Когда я болела, то полагала, что исход полностью зависит от заботящихся обо мне врачей. Теперь же я ощущала полное отсутствие какого-либо контроля. Я бы пошла на все, чтобы ее спасти, и все равно ее потеряла. Мне пришлось признать, что во многих смыслах – как переносных, так и буквальных – я потеряла с ней и себя. Мне пришлось признать, что, несмотря на все мои старания, иногда я все равно буду терпеть неудачу. Я поняла, что, несмотря на сказанное мной резиденту-акушеру, несмотря на то, что счастливых развязок будет больше, чем несчастных, они все равно не смогут хоть сколько-нибудь осветить тот мрак, что исходит от последних. Этот стыд непоколебим, это непроницаемая черная дыра, не способная выпустить наружу ни луча света.
Не уверена, что смогла бы назвать те эмоции, которые испытывала, сидя рядом с родными той пациентки, чувством стыда. Скорее у меня было смутное ощущение собственной никчемности с примесью стыда и чувства вины. Я многократно слышала и объективно понимала, что меня не в чем винить. Я также понимала – опять-таки объективно, – что у нее была ужасная болезнь, после которой мало кому удается выжить, и что никому было не под силу повлиять на течение этой болезни или предотвратить ее смерть. С другой стороны, я также знала, что моя работа как раз и заключается в том, чтобы помогать пациентам с ужасными болезнями, и в этом я потерпела неудачу. Я пожертвовала деньги на благотворительность в ее честь в надежде обрести прощение, однако вместо него получила от благотворительного фонда, помогающего женщинам с HELLP-синдромом, большую памятную стеклянную табличку, ставшую вечным напоминанием о моей неудаче. Я понимала, что из-за того, что ее случай был особенно мне близок, мне было особенно тяжело справиться с ее смертью, и поэтому казалось, что я дала слабину, позволив себе поддаться чувствам. Я не смогла сохранить невозмутимую отчужденность, вырабатывать которую меня учили. Но было ли это мне вообще под силу? И кому бы пошло на пользу, если бы мне все-таки удалось оставаться безучастной? Этого я никогда не узнаю. Я сбросила свою защитную броню на дне моря, когда мне пришлось учиться дышать под водой.
Эта утрата, подобно траурной вуали, окутала все вокруг меня темной сетью.
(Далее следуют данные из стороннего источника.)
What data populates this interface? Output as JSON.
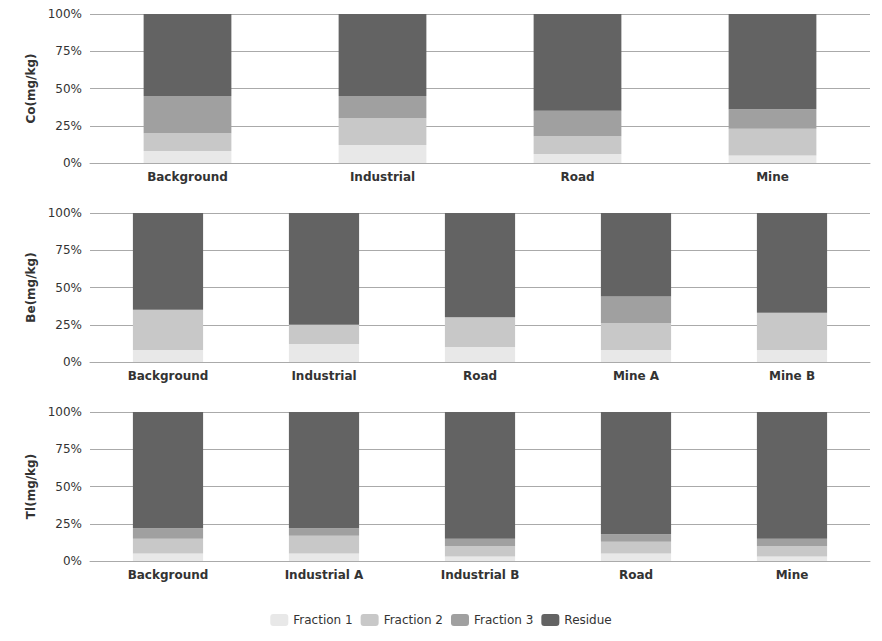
{
  "chart_data": [
    {
      "type": "bar",
      "stacked": true,
      "grid": true,
      "ylabel": "Co(mg/kg)",
      "categories": [
        "Background",
        "Industrial",
        "Road",
        "Mine"
      ],
      "series": [
        {
          "name": "Fraction 1",
          "color": "#e8e8e8",
          "values": [
            8,
            12,
            6,
            5
          ]
        },
        {
          "name": "Fraction 2",
          "color": "#c8c8c8",
          "values": [
            12,
            18,
            12,
            18
          ]
        },
        {
          "name": "Fraction 3",
          "color": "#a0a0a0",
          "values": [
            25,
            15,
            17,
            13
          ]
        },
        {
          "name": "Residue",
          "color": "#636363",
          "values": [
            55,
            55,
            65,
            64
          ]
        }
      ],
      "ylim": [
        0,
        100
      ],
      "yticks": [
        {
          "value": 0,
          "label": "0%"
        },
        {
          "value": 25,
          "label": "25%"
        },
        {
          "value": 50,
          "label": "50%"
        },
        {
          "value": 75,
          "label": "75%"
        },
        {
          "value": 100,
          "label": "100%"
        }
      ]
    },
    {
      "type": "bar",
      "stacked": true,
      "grid": true,
      "ylabel": "Be(mg/kg)",
      "categories": [
        "Background",
        "Industrial",
        "Road",
        "Mine A",
        "Mine B"
      ],
      "series": [
        {
          "name": "Fraction 1",
          "color": "#e8e8e8",
          "values": [
            8,
            12,
            10,
            8,
            8
          ]
        },
        {
          "name": "Fraction 2",
          "color": "#c8c8c8",
          "values": [
            27,
            13,
            20,
            18,
            25
          ]
        },
        {
          "name": "Fraction 3",
          "color": "#a0a0a0",
          "values": [
            0,
            0,
            0,
            18,
            0
          ]
        },
        {
          "name": "Residue",
          "color": "#636363",
          "values": [
            65,
            75,
            70,
            56,
            67
          ]
        }
      ],
      "ylim": [
        0,
        100
      ],
      "yticks": [
        {
          "value": 0,
          "label": "0%"
        },
        {
          "value": 25,
          "label": "25%"
        },
        {
          "value": 50,
          "label": "50%"
        },
        {
          "value": 75,
          "label": "75%"
        },
        {
          "value": 100,
          "label": "100%"
        }
      ]
    },
    {
      "type": "bar",
      "stacked": true,
      "grid": true,
      "legend": "bottom",
      "ylabel": "Tl(mg/kg)",
      "categories": [
        "Background",
        "Industrial A",
        "Industrial B",
        "Road",
        "Mine"
      ],
      "series": [
        {
          "name": "Fraction 1",
          "color": "#e8e8e8",
          "values": [
            5,
            5,
            3,
            5,
            3
          ]
        },
        {
          "name": "Fraction 2",
          "color": "#c8c8c8",
          "values": [
            10,
            12,
            7,
            8,
            7
          ]
        },
        {
          "name": "Fraction 3",
          "color": "#a0a0a0",
          "values": [
            7,
            5,
            5,
            5,
            5
          ]
        },
        {
          "name": "Residue",
          "color": "#636363",
          "values": [
            78,
            78,
            85,
            82,
            85
          ]
        }
      ],
      "ylim": [
        0,
        100
      ],
      "yticks": [
        {
          "value": 0,
          "label": "0%"
        },
        {
          "value": 25,
          "label": "25%"
        },
        {
          "value": 50,
          "label": "50%"
        },
        {
          "value": 75,
          "label": "75%"
        },
        {
          "value": 100,
          "label": "100%"
        }
      ]
    }
  ]
}
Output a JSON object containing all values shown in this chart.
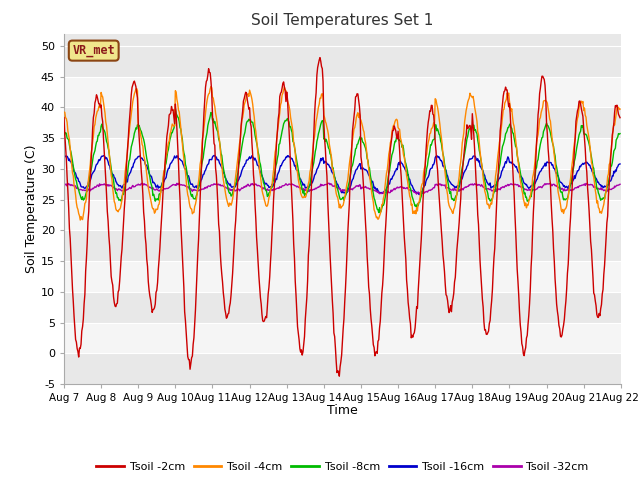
{
  "title": "Soil Temperatures Set 1",
  "xlabel": "Time",
  "ylabel": "Soil Temperature (C)",
  "ylim": [
    -5,
    52
  ],
  "yticks": [
    -5,
    0,
    5,
    10,
    15,
    20,
    25,
    30,
    35,
    40,
    45,
    50
  ],
  "bg_color": "#ffffff",
  "plot_bg_color": "#e8e8e8",
  "band_colors": [
    "#e8e8e8",
    "#f5f5f5"
  ],
  "grid_color": "#ffffff",
  "start_day": 7,
  "end_day": 22,
  "n_days": 15,
  "legend_label": "VR_met",
  "series_colors": {
    "Tsoil -2cm": "#cc0000",
    "Tsoil -4cm": "#ff8800",
    "Tsoil -8cm": "#00bb00",
    "Tsoil -16cm": "#0000cc",
    "Tsoil -32cm": "#aa00aa"
  },
  "legend_entries": [
    "Tsoil -2cm",
    "Tsoil -4cm",
    "Tsoil -8cm",
    "Tsoil -16cm",
    "Tsoil -32cm"
  ],
  "peaks_2cm": [
    42,
    44,
    40,
    46,
    42,
    44,
    48,
    42,
    37,
    40,
    37,
    43,
    45,
    41,
    40
  ],
  "troughs_2cm": [
    0,
    8,
    7,
    -2,
    6,
    5,
    0,
    -3,
    0,
    3,
    7,
    3,
    0,
    3,
    6
  ],
  "peaks_4cm": [
    40,
    43,
    37,
    43,
    42,
    43,
    42,
    39,
    38,
    37,
    42,
    42,
    41,
    41,
    40
  ],
  "troughs_4cm": [
    22,
    23,
    23,
    23,
    24,
    24,
    25,
    24,
    22,
    23,
    23,
    24,
    24,
    23,
    23
  ],
  "peaks_8cm": [
    36,
    37,
    37,
    39,
    38,
    38,
    38,
    35,
    35,
    35,
    37,
    37,
    37,
    37,
    36
  ],
  "troughs_8cm": [
    25,
    25,
    25,
    25,
    26,
    26,
    26,
    25,
    23,
    24,
    25,
    25,
    25,
    25,
    25
  ],
  "peaks_16cm": [
    32,
    32,
    32,
    32,
    32,
    32,
    32,
    31,
    30,
    31,
    32,
    32,
    31,
    31,
    31
  ],
  "troughs_16cm": [
    27,
    27,
    27,
    27,
    27,
    27,
    27,
    26,
    26,
    26,
    27,
    27,
    27,
    27,
    27
  ],
  "peaks_32cm": [
    27.5,
    27.5,
    27.5,
    27.5,
    27.5,
    27.5,
    27.5,
    27.5,
    27,
    27,
    27.5,
    27.5,
    27.5,
    27.5,
    27.5
  ],
  "troughs_32cm": [
    26.5,
    26.5,
    26.5,
    26.5,
    26.5,
    26.5,
    26.5,
    26.5,
    26,
    26,
    26.5,
    26.5,
    26.5,
    26.5,
    26.5
  ]
}
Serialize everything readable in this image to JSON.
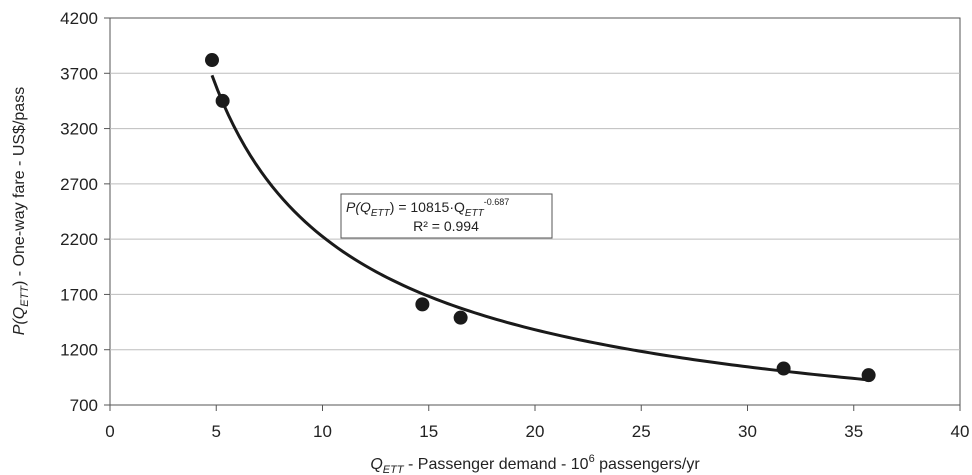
{
  "chart_data": {
    "type": "scatter",
    "xlim": [
      0,
      40
    ],
    "ylim": [
      700,
      4200
    ],
    "x_ticks": [
      "0",
      "5",
      "10",
      "15",
      "20",
      "25",
      "30",
      "35",
      "40"
    ],
    "y_ticks": [
      "700",
      "1200",
      "1700",
      "2200",
      "2700",
      "3200",
      "3700",
      "4200"
    ],
    "grid": "horizontal",
    "xlabel": {
      "main": "Q",
      "sub": "ETT",
      "mid": " - Passenger demand - 10",
      "sup": "6",
      "tail": " passengers/yr"
    },
    "ylabel": {
      "pre": "P(Q",
      "sub": "ETT",
      "tail": ") - One-way fare - US$/pass"
    },
    "points": [
      {
        "x": 4.8,
        "y": 3820
      },
      {
        "x": 5.3,
        "y": 3450
      },
      {
        "x": 14.7,
        "y": 1610
      },
      {
        "x": 16.5,
        "y": 1490
      },
      {
        "x": 31.7,
        "y": 1030
      },
      {
        "x": 35.7,
        "y": 970
      }
    ],
    "trendline": {
      "type": "power",
      "coefficient": 10815,
      "exponent": -0.687,
      "x_range": [
        4.8,
        35.7
      ]
    },
    "annotation": {
      "eq_pre": "P(Q",
      "eq_sub1": "ETT",
      "eq_mid": ") = 10815·Q",
      "eq_sub2": "ETT",
      "eq_sup": "-0.687",
      "r2": "R² = 0.994"
    },
    "colors": {
      "points": "#1a1a1a",
      "line": "#1a1a1a",
      "grid": "#bdbdbd",
      "axis": "#555555"
    }
  }
}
Я сидела тихонько на совещании по осложнениям и смертности, где мы обсуждали неудачи последнего месяца. В нашем отделении систематизированно пересматриваются все случаи, в которых чья-то ошибка привела к смерти или осложнениям, которых можно было бы избежать. Мы критикуем и обсуждаем чужие решения и клинические протоколы, пытаясь выявить какие-то проблемы в самой системе, при исправлении которых в будущем подобное можно было бы предотвратить.
Я смотрела на своих коллег и размышляла о том, что выходило за рамки нашей дискуссии. О том, каково это – быть ответственным за чью-то трагедию. Каково это – сообщать столь ужасные новости родственникам пациента. Каково это – каждый день приходить в палату этого пациента во время обхода, сталкиваясь с конкретными последствиями принятых тобой решений. То, что мы обходим стороной обсуждение того, что подобные ошибки делают с нами самими, казалось мне ужасным упущением.